１入力部２形態素解析部３係り受け解析部４出力部５形態素辞書６係り受け辞書３１述語句認定部３２述語句分類部３３述語句関係認定部３４係り受け関係認定部６１述語句分類テーブル６２係り受け認定テーブル 1 Input part 2 Morphological analysis part 3 Dependency analysis part 4 Output part 5 Morphological dictionary 6 Dependency dictionary 31 Predicate phrase recognition part 32 Predicate phrase classification part 33 Predicate phrase relation recognition part 34 Dependency relation recognition part 61 Predicate phrase classification table 62 Dependency certification table

Claims

[Claims]

1. A word included in an input sentence expressed in Japanese is identified, and a dependency relation between the phrases is identified by recognizing a dependency relation between the phrases as a basic unit of a phrase consisting of one or more words.

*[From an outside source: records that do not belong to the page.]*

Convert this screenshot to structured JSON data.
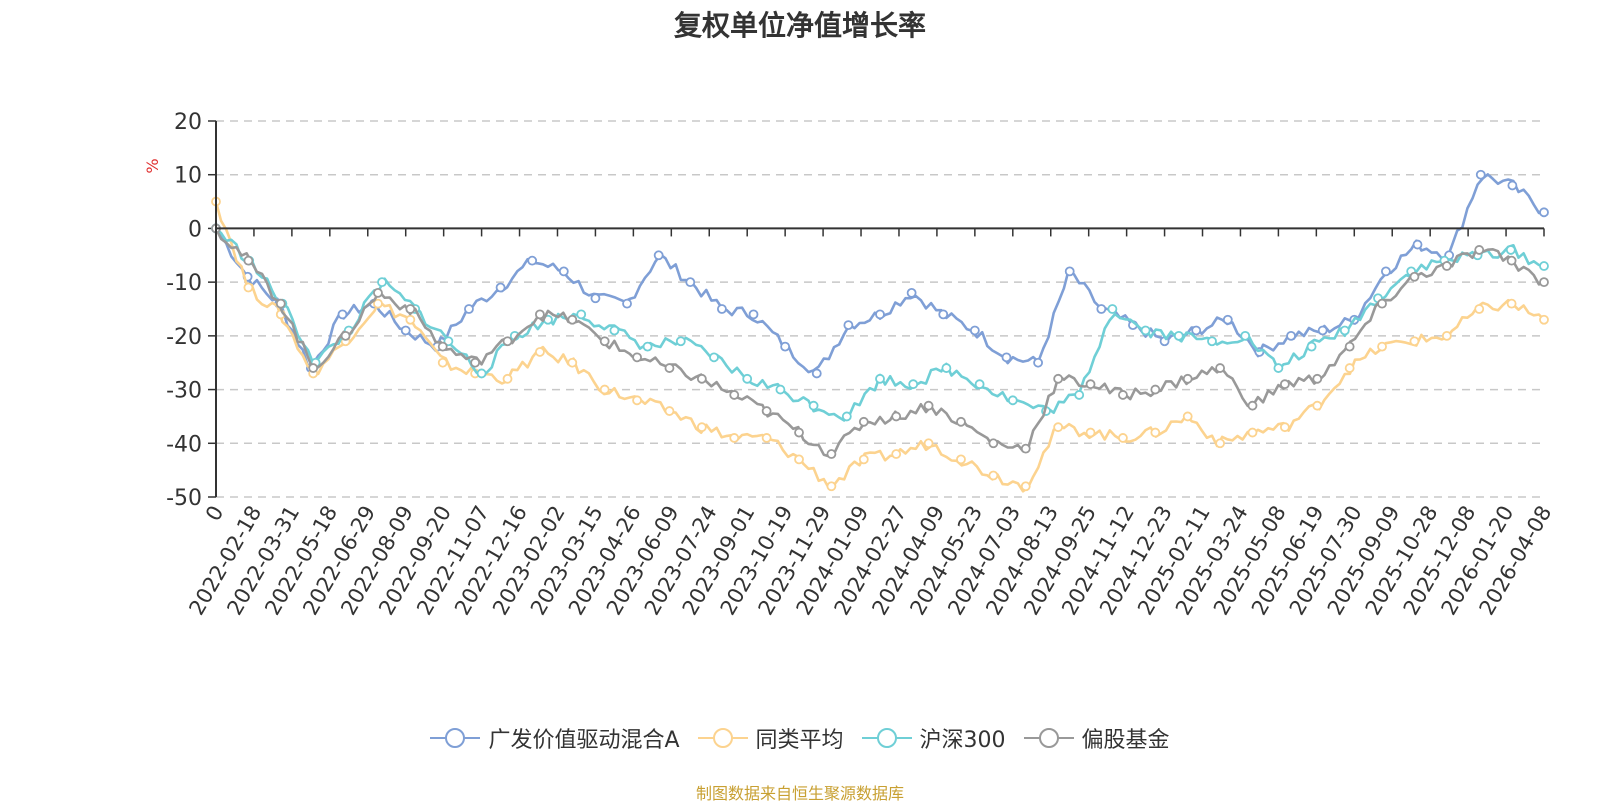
{
  "chart_data": {
    "type": "line",
    "title": "复权单位净值增长率",
    "ylabel": "%",
    "ylim": [
      -50,
      20
    ],
    "yticks": [
      "20",
      "10",
      "0",
      "-10",
      "-20",
      "-30",
      "-40",
      "-50"
    ],
    "x_tick_labels": [
      "0",
      "2022-02-18",
      "2022-03-31",
      "2022-05-18",
      "2022-06-29",
      "2022-08-09",
      "2022-09-20",
      "2022-11-07",
      "2022-12-16",
      "2023-02-02",
      "2023-03-15",
      "2023-04-26",
      "2023-06-09",
      "2023-07-24",
      "2023-09-01",
      "2023-10-19",
      "2023-11-29",
      "2024-01-09",
      "2024-02-27",
      "2024-04-09",
      "2024-05-23",
      "2024-07-03",
      "2024-08-13",
      "2024-09-25",
      "2024-11-12",
      "2024-12-23",
      "2025-02-11",
      "2025-03-24",
      "2025-05-08",
      "2025-06-19",
      "2025-07-30",
      "2025-09-09",
      "2025-10-28",
      "2025-12-08",
      "2026-01-20",
      "2026-04-08"
    ],
    "series": [
      {
        "name": "广发价值驱动混合A",
        "color": "#7f9fd6",
        "values": [
          0,
          -9,
          -14,
          -26,
          -16,
          -14,
          -19,
          -22,
          -15,
          -11,
          -6,
          -8,
          -13,
          -14,
          -5,
          -10,
          -15,
          -16,
          -22,
          -27,
          -18,
          -16,
          -12,
          -16,
          -19,
          -24,
          -25,
          -8,
          -15,
          -18,
          -21,
          -19,
          -17,
          -23,
          -20,
          -19,
          -17,
          -8,
          -3,
          -5,
          10,
          8,
          3
        ]
      },
      {
        "name": "同类平均",
        "color": "#fcd38f",
        "values": [
          5,
          -11,
          -16,
          -27,
          -21,
          -14,
          -17,
          -25,
          -27,
          -28,
          -23,
          -25,
          -30,
          -32,
          -34,
          -37,
          -39,
          -39,
          -43,
          -48,
          -43,
          -42,
          -40,
          -43,
          -46,
          -48,
          -37,
          -38,
          -39,
          -38,
          -35,
          -40,
          -38,
          -37,
          -33,
          -26,
          -22,
          -21,
          -20,
          -15,
          -14,
          -17
        ]
      },
      {
        "name": "沪深300",
        "color": "#6fcfd6",
        "values": [
          0,
          -6,
          -14,
          -25,
          -19,
          -10,
          -15,
          -21,
          -27,
          -20,
          -17,
          -16,
          -19,
          -22,
          -21,
          -24,
          -28,
          -30,
          -33,
          -35,
          -28,
          -29,
          -26,
          -29,
          -32,
          -34,
          -31,
          -15,
          -19,
          -20,
          -21,
          -20,
          -26,
          -22,
          -19,
          -13,
          -8,
          -6,
          -5,
          -4,
          -7
        ]
      },
      {
        "name": "偏股基金",
        "color": "#999999",
        "values": [
          0,
          -6,
          -14,
          -26,
          -20,
          -12,
          -15,
          -22,
          -25,
          -21,
          -16,
          -17,
          -21,
          -24,
          -26,
          -28,
          -31,
          -34,
          -38,
          -42,
          -36,
          -35,
          -33,
          -36,
          -40,
          -41,
          -28,
          -29,
          -31,
          -30,
          -28,
          -26,
          -33,
          -29,
          -28,
          -22,
          -14,
          -9,
          -7,
          -4,
          -6,
          -10
        ]
      }
    ]
  },
  "legend": [
    "广发价值驱动混合A",
    "同类平均",
    "沪深300",
    "偏股基金"
  ],
  "source": "制图数据来自恒生聚源数据库"
}
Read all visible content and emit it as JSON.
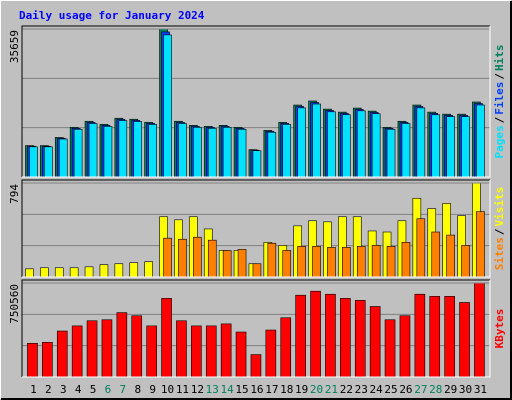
{
  "title": "Daily usage for January 2024",
  "legend_separator": "/",
  "chart_data": [
    {
      "type": "bar",
      "series": [
        {
          "name": "Hits",
          "color": "#00805c",
          "values": [
            7570,
            7570,
            9524,
            11966,
            13431,
            12699,
            14164,
            13920,
            13187,
            35659,
            13431,
            12455,
            12210,
            12455,
            11966,
            6594,
            11234,
            13187,
            17339,
            18316,
            16362,
            15630,
            16607,
            15874,
            11966,
            13431,
            17339,
            15630,
            15141,
            15141,
            18072
          ]
        },
        {
          "name": "Files",
          "color": "#0040ff",
          "values": [
            7420,
            7420,
            9340,
            11730,
            13160,
            12450,
            13880,
            13640,
            12920,
            34950,
            13160,
            12210,
            11970,
            12210,
            11730,
            6460,
            11010,
            12920,
            16990,
            17950,
            16030,
            15320,
            16270,
            15560,
            11730,
            13160,
            16990,
            15320,
            14840,
            14840,
            17710
          ]
        },
        {
          "name": "Pages",
          "color": "#00e0ff",
          "values": [
            7270,
            7270,
            9150,
            11490,
            12890,
            12190,
            13600,
            13360,
            12660,
            34230,
            12890,
            11960,
            11720,
            11960,
            11490,
            6330,
            10780,
            12660,
            16650,
            17580,
            15710,
            15000,
            15940,
            15240,
            11490,
            12890,
            16650,
            15000,
            14540,
            14540,
            17350
          ]
        }
      ],
      "ylim": [
        0,
        35659
      ],
      "yticks": [
        35659
      ],
      "grid": true
    },
    {
      "type": "bar",
      "series": [
        {
          "name": "Visits",
          "color": "#ffff00",
          "values": [
            69,
            78,
            78,
            78,
            86,
            104,
            112,
            121,
            129,
            509,
            483,
            509,
            406,
            224,
            224,
            112,
            293,
            267,
            432,
            475,
            466,
            509,
            509,
            389,
            380,
            475,
            665,
            578,
            621,
            518,
            794
          ]
        },
        {
          "name": "Sites",
          "color": "#ff8000",
          "values": [
            0,
            0,
            0,
            0,
            0,
            0,
            0,
            0,
            0,
            328,
            319,
            336,
            311,
            224,
            233,
            112,
            285,
            224,
            259,
            259,
            250,
            250,
            259,
            267,
            259,
            293,
            492,
            380,
            354,
            267,
            552
          ]
        }
      ],
      "ylim": [
        0,
        794
      ],
      "yticks": [
        794
      ],
      "grid": true
    },
    {
      "type": "bar",
      "categories": [
        "1",
        "2",
        "3",
        "4",
        "5",
        "6",
        "7",
        "8",
        "9",
        "10",
        "11",
        "12",
        "13",
        "14",
        "15",
        "16",
        "17",
        "18",
        "19",
        "20",
        "21",
        "22",
        "23",
        "24",
        "25",
        "26",
        "27",
        "28",
        "29",
        "30",
        "31"
      ],
      "category_colors": [
        "#000000",
        "#000000",
        "#000000",
        "#000000",
        "#000000",
        "#00805c",
        "#00805c",
        "#000000",
        "#000000",
        "#000000",
        "#000000",
        "#000000",
        "#00805c",
        "#00805c",
        "#000000",
        "#000000",
        "#000000",
        "#000000",
        "#000000",
        "#00805c",
        "#00805c",
        "#000000",
        "#000000",
        "#000000",
        "#000000",
        "#000000",
        "#00805c",
        "#00805c",
        "#000000",
        "#000000",
        "#000000"
      ],
      "series": [
        {
          "name": "KBytes",
          "color": "#ff0000",
          "values": [
            269000,
            277000,
            367000,
            408000,
            449000,
            457000,
            514000,
            489000,
            408000,
            628000,
            449000,
            408000,
            408000,
            424000,
            359000,
            179000,
            375000,
            473000,
            653000,
            685000,
            661000,
            628000,
            612000,
            563000,
            457000,
            489000,
            661000,
            644000,
            644000,
            595000,
            750560
          ]
        }
      ],
      "ylim": [
        0,
        750560
      ],
      "yticks": [
        750560
      ],
      "grid": true
    }
  ]
}
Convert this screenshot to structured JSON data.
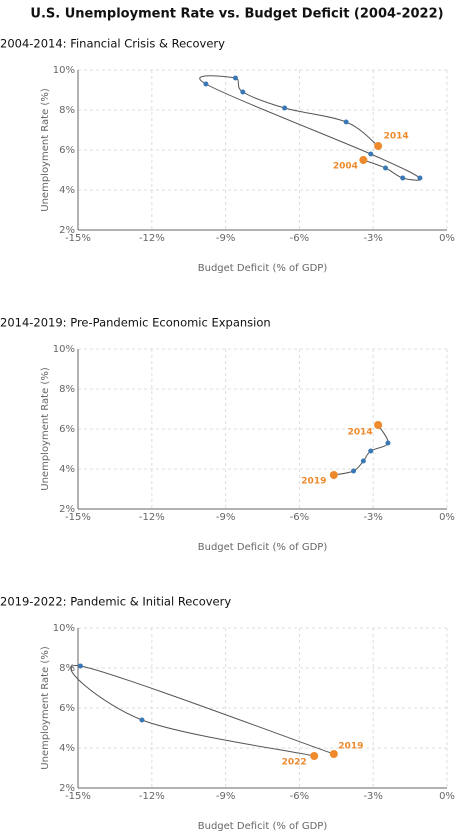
{
  "title": "U.S. Unemployment Rate vs. Budget Deficit (2004-2022)",
  "chart_data": [
    {
      "type": "scatter",
      "title": "2004-2014: Financial Crisis & Recovery",
      "x_label": "Budget Deficit (% of GDP)",
      "y_label": "Unemployment Rate (%)",
      "x": [
        -3.4,
        -2.5,
        -1.8,
        -1.1,
        -3.1,
        -9.8,
        -8.6,
        -8.3,
        -6.6,
        -4.1,
        -2.8
      ],
      "values": [
        5.5,
        5.1,
        4.6,
        4.6,
        5.8,
        9.3,
        9.6,
        8.9,
        8.1,
        7.4,
        6.2
      ],
      "point_labels": [
        "2004",
        null,
        null,
        null,
        null,
        null,
        null,
        null,
        null,
        null,
        "2014"
      ],
      "color": "#3a78b5",
      "highlight_color": "#ee8a2c",
      "line_color": "#555555",
      "grid": true,
      "xlim": [
        -15,
        0
      ],
      "ylim": [
        2,
        10
      ],
      "xticks": [
        {
          "value": -15,
          "label": "-15%"
        },
        {
          "value": -12,
          "label": "-12%"
        },
        {
          "value": -9,
          "label": "-9%"
        },
        {
          "value": -6,
          "label": "-6%"
        },
        {
          "value": -3,
          "label": "-3%"
        },
        {
          "value": 0,
          "label": "0%"
        }
      ],
      "yticks": [
        {
          "value": 2,
          "label": "2%"
        },
        {
          "value": 4,
          "label": "4%"
        },
        {
          "value": 6,
          "label": "6%"
        },
        {
          "value": 8,
          "label": "8%"
        },
        {
          "value": 10,
          "label": "10%"
        }
      ]
    },
    {
      "type": "scatter",
      "title": "2014-2019: Pre-Pandemic Economic Expansion",
      "x_label": "Budget Deficit (% of GDP)",
      "y_label": "Unemployment Rate (%)",
      "x": [
        -2.8,
        -2.4,
        -3.1,
        -3.4,
        -3.8,
        -4.6
      ],
      "values": [
        6.2,
        5.3,
        4.9,
        4.4,
        3.9,
        3.7
      ],
      "point_labels": [
        "2014",
        null,
        null,
        null,
        null,
        "2019"
      ],
      "color": "#3a78b5",
      "highlight_color": "#ee8a2c",
      "line_color": "#555555",
      "grid": true,
      "xlim": [
        -15,
        0
      ],
      "ylim": [
        2,
        10
      ],
      "xticks": [
        {
          "value": -15,
          "label": "-15%"
        },
        {
          "value": -12,
          "label": "-12%"
        },
        {
          "value": -9,
          "label": "-9%"
        },
        {
          "value": -6,
          "label": "-6%"
        },
        {
          "value": -3,
          "label": "-3%"
        },
        {
          "value": 0,
          "label": "0%"
        }
      ],
      "yticks": [
        {
          "value": 2,
          "label": "2%"
        },
        {
          "value": 4,
          "label": "4%"
        },
        {
          "value": 6,
          "label": "6%"
        },
        {
          "value": 8,
          "label": "8%"
        },
        {
          "value": 10,
          "label": "10%"
        }
      ]
    },
    {
      "type": "scatter",
      "title": "2019-2022: Pandemic & Initial Recovery",
      "x_label": "Budget Deficit (% of GDP)",
      "y_label": "Unemployment Rate (%)",
      "x": [
        -4.6,
        -14.9,
        -12.4,
        -5.4
      ],
      "values": [
        3.7,
        8.1,
        5.4,
        3.6
      ],
      "point_labels": [
        "2019",
        null,
        null,
        "2022"
      ],
      "color": "#3a78b5",
      "highlight_color": "#ee8a2c",
      "line_color": "#555555",
      "grid": true,
      "xlim": [
        -15,
        0
      ],
      "ylim": [
        2,
        10
      ],
      "xticks": [
        {
          "value": -15,
          "label": "-15%"
        },
        {
          "value": -12,
          "label": "-12%"
        },
        {
          "value": -9,
          "label": "-9%"
        },
        {
          "value": -6,
          "label": "-6%"
        },
        {
          "value": -3,
          "label": "-3%"
        },
        {
          "value": 0,
          "label": "0%"
        }
      ],
      "yticks": [
        {
          "value": 2,
          "label": "2%"
        },
        {
          "value": 4,
          "label": "4%"
        },
        {
          "value": 6,
          "label": "6%"
        },
        {
          "value": 8,
          "label": "8%"
        },
        {
          "value": 10,
          "label": "10%"
        }
      ]
    }
  ]
}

A Japanese parsing method that performs syntactic analysis, in which a group of one or more clauses forming a predicate phrase is extracted, and the predescription phrase is graded according to the strength of independence so as to match the Japanese expression structure. And analyze the structure of the input sentence based on the strength of the independence of the predescription phrase, and further certify the dependency relation between each clause in the structure-analyzed input sentence. A Japanese parsing method characterized by parsing.